Okta’s stock fell by 11% as the company maintained its forecast, citing economic uncertainties

okta

On Tuesday, Okta reported earnings and revenue that surpassed expectations, but kept its guidance unchanged as the identity management software firm navigates a challenging economic environment. The shares dropped 11% in after-hours trading.

Here’s a comparison of the company’s performance against LSEG forecasts:

Adjusted EPS was 86 cents compared to the expected 77 cents.
Revenue reached $688 million versus the anticipated $680 million.
For the fiscal first quarter, revenue grew by 12% from $617 million a year ago, with subscription revenue also rising by the same percentage to $673 million.

Okta recorded a net income of $62 million, or 35 cents per share, bouncing back from a net loss of $40 million, or 24 cents per share, the previous year.

The company stated it is adopting a “prudent approach” to its projections by keeping its previous guidance for the fiscal year. Okta has indicated it expects revenue between $2.85 billion and $2.86 billion for the year.

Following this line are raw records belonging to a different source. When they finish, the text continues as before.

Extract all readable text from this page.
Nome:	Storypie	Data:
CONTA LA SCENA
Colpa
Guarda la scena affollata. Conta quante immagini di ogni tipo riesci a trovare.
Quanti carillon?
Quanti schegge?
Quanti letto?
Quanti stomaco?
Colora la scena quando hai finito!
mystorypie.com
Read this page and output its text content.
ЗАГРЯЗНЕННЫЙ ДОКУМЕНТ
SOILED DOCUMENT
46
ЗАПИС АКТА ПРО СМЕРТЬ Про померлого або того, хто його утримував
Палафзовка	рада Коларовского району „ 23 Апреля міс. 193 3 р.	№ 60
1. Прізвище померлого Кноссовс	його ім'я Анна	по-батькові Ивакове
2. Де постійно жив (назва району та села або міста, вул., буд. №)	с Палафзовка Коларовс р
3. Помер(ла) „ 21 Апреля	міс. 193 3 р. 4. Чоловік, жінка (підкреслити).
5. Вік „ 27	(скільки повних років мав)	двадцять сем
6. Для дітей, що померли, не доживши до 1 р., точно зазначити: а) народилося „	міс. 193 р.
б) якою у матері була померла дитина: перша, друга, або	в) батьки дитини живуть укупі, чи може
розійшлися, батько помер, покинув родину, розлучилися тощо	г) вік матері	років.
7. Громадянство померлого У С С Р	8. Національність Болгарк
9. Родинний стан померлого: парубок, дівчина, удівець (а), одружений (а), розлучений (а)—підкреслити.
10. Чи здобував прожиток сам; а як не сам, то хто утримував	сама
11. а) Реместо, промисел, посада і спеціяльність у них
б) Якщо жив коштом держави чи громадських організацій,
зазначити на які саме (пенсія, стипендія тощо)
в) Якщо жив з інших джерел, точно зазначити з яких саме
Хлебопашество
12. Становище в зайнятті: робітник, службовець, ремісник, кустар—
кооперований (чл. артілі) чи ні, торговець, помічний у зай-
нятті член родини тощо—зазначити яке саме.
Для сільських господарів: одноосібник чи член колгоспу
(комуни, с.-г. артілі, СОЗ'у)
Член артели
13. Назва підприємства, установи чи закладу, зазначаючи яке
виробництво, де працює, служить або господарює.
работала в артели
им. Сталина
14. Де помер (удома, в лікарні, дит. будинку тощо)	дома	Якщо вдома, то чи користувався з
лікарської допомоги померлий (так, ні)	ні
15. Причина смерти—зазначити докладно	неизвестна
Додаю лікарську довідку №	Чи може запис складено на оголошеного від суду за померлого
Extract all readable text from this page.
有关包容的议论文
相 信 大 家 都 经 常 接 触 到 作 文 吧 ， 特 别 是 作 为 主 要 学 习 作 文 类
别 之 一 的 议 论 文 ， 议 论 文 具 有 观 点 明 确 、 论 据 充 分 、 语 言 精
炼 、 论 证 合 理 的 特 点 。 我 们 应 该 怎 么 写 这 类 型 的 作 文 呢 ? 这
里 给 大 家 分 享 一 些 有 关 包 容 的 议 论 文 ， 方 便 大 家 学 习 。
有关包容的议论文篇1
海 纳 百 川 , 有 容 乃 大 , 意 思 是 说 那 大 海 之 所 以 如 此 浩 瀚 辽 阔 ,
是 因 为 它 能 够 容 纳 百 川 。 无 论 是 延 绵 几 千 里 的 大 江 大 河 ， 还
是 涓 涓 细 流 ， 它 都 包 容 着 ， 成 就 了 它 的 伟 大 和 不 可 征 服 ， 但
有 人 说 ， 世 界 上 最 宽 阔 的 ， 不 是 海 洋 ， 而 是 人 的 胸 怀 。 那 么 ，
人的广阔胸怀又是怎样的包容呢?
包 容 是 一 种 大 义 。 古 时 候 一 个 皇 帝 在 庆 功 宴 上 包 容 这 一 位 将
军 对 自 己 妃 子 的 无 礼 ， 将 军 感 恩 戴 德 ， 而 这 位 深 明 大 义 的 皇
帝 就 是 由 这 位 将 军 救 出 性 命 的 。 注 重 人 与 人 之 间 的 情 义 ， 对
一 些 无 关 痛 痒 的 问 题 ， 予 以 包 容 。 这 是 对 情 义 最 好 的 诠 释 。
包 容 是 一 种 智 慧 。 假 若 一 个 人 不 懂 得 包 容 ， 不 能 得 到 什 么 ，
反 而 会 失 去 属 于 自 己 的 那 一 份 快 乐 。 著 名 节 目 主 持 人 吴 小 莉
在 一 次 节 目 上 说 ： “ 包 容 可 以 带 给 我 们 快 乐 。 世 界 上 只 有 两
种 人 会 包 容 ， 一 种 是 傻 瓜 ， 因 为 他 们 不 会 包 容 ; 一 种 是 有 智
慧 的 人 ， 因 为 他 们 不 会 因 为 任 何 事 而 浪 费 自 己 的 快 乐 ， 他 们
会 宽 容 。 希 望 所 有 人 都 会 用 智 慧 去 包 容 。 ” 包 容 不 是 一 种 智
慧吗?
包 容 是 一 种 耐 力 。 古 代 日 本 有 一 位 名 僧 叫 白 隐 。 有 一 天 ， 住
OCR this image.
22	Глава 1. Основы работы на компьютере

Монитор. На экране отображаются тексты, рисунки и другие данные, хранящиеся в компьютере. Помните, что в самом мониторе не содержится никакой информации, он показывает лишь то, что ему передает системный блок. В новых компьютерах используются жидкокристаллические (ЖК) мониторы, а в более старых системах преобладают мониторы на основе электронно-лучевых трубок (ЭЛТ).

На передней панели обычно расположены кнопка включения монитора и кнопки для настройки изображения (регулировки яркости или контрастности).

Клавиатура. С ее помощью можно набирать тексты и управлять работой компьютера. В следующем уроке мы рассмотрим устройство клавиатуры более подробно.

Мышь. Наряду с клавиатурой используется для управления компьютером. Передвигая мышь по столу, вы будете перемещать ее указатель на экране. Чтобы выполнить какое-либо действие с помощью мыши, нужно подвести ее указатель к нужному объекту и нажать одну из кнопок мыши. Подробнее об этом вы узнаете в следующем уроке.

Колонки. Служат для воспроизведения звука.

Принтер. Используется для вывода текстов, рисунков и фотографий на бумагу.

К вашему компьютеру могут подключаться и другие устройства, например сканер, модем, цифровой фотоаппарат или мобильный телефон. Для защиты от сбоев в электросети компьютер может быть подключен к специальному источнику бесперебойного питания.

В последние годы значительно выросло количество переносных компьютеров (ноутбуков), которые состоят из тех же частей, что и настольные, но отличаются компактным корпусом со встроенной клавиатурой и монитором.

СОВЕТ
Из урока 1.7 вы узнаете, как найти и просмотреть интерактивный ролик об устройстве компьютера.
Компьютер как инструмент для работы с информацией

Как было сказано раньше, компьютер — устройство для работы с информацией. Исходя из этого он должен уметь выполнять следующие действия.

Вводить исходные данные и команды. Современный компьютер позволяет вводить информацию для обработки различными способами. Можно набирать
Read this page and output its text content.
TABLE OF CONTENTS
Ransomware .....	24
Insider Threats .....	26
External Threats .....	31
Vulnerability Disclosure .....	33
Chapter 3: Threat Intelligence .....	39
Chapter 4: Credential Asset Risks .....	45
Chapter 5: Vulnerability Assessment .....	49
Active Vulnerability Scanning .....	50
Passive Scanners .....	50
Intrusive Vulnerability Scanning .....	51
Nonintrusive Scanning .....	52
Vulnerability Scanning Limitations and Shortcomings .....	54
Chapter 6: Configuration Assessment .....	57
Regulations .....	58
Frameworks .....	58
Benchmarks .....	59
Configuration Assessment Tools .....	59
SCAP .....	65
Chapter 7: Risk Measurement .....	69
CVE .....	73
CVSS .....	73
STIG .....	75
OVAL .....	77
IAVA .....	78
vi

Okta CEO said in an interview

“In considering our future outlook, we are being somewhat conservative due to potential macroeconomic uncertainties ahead,” said CEO Todd McKinnon in an interview. “Overall, we believe we are well-positioned in our identity security market.”

Many companies in the technology sector and other industries have retracted their forecasts since President Donald Trump announced extensive new tariffs in April. Recently, the market has seen a recovery as the administration has retracted or delayed several of these tariffs.

McKinnon noted that conversations with customers have become “more cautious,” but emphasized that the business was not adversely affected in the first quarter.

Current performance obligations reached $2.23 billion, which is above the $2.19 billion estimate from StreetAccount.